Written & maintained by Hans Paijmans
paai@kub.nl
Work in progress! Not finished! Use 'reload' often!
Last changes: first week august 1996.

The goal of this part of the course is to give enough information,
that the student can conduct experiments with the SMART information
Retrieval system.
During this session we will demonstrate the use of the system by
annotated screendumps rather than by allowing direct contact with the
system. There are a number of reasons for this.
Please note that this tutorial is by no means complete and may contain various errors!
Does Smart run on a PC?

The actions of Smart are controlled by the
so-called 'spec-files'. These files consist of parameter-value pairs
(refer to Example 1 and
observe how every line consists of such a pair).
Before a database can be indexed and used, we need to prepare at least two help-files, to whit a file that describes the location of the datafile(s) to be indexed and one or more spec-files that describe the data and the actions of Smart. The default values that are valid for most databases can be found in the files 'spec.default'.
Often these values are superseded by those in a file with experimental values 'spec.expcoll'. Also, if you decide to use a list of stopwords, this list has to be prepared.
Actions that describe the data and actions of the individual database are collected in the file 'spec.data' (in the original Smart documentation this file is called 'spec'; for clarity I prefer 'spec.data'). As you inspect these files you will see that 'spec.data' includes one of the files 'spec.expcoll' or 'spec.default' and that 'spec.expcoll' includes 'spec.default'. More information on the spec-files may be found in the original smart documentation files app.spec and defaults.
A relatively clear description of all the fields of the 'spec-file' can be found in 'admin'. You might compare the spec-file that is described in admin to the file 'spec.data' that is used for our examples.
The texts that are to be used with SMART should be in ASCII. Smart has a pre-processor that among other functions recognizes separate records and fields.
Make sure that you are still looking at spec: example 1.
First observe the three lines that define where the database and the spec.default may be found and what file contains the list with documents to be indexed. Don't be disturbed by the direction of the 'slashes' in the directory names: that is common Unix-usage.
The documents in our example are structured in such
a way that every new field starts with two capitals and a colon; a new
record starts with the string "Rec:". Therefore we must tell the Smart
preprocessor what fields he must recognize and what action it should
take.
Reload spec: example 1.
Then we tell the preparser to mark every line that starts with Rec: as the beginning of a new document, but not to include it in the indexing process. Because the default action for every section was set on 'copy', we explicitly have to include the action 'discard' for this section. In the following lines this action is not repeated; TI: just indicates that the text that follows is the title and that it should be copied to the Smart main processor. In this manner all parts of the document (fields) may be marked for the real parser. By the way: note that only the first character of the section_name (here 'title') has meaning.

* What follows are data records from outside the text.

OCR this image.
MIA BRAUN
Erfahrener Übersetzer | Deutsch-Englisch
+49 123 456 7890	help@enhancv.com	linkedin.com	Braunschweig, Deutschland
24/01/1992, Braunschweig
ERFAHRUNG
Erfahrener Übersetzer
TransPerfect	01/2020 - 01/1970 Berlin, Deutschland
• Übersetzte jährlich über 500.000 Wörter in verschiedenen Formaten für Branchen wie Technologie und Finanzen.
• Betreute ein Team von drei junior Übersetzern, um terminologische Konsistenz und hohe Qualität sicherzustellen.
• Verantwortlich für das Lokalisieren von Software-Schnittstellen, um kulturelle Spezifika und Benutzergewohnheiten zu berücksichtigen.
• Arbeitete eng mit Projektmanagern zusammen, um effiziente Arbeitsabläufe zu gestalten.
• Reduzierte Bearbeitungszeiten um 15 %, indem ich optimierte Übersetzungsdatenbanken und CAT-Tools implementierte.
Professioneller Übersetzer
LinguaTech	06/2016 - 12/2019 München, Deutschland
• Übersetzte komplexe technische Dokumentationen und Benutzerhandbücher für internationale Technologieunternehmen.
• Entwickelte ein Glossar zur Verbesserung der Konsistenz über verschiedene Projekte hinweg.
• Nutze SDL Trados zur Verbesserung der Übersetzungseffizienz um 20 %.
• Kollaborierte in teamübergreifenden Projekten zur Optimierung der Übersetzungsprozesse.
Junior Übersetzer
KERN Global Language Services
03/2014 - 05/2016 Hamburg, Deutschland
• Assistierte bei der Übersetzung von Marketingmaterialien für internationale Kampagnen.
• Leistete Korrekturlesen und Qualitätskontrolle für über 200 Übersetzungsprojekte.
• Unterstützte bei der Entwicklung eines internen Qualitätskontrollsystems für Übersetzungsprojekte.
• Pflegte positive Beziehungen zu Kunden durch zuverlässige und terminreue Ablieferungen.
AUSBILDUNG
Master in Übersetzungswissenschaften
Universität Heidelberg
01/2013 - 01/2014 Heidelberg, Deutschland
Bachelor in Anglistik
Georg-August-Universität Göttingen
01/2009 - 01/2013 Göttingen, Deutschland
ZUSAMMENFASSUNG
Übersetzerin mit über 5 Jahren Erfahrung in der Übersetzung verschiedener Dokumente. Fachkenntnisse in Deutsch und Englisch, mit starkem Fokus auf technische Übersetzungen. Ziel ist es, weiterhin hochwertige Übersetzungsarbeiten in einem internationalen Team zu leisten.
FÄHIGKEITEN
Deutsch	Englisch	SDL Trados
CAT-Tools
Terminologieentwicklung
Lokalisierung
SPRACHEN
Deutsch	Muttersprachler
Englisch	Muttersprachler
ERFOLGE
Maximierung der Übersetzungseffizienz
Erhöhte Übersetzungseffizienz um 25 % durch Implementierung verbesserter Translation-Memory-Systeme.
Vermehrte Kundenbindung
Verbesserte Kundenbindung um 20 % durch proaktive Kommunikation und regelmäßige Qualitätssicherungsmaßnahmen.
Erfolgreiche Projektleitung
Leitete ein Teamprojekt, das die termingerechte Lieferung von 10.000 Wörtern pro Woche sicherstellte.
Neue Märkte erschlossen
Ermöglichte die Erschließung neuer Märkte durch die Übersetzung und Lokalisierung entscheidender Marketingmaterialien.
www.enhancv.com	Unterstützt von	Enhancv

In the second example is shown how every field is prepared for
the indexing proper. For the moment we will skip over the exact
meaning of the attributes, but we will meet the ctype again
later in the tutorial.
After you prepared a 'spec.data'-file like this one for your database, the time has come to consider the indexing proper. Please remember that a detailed example of a spec-file may be found in the original documentation, in the file'admin'.
Your data directory now should look like
this..
Now for a question that should demonstrate if you understood what files are needed before you can start the indexing process.
How many textfiles are at least needed to index a database?
Make sure that you are looking at the data directory as it should
look before the indexing process starts.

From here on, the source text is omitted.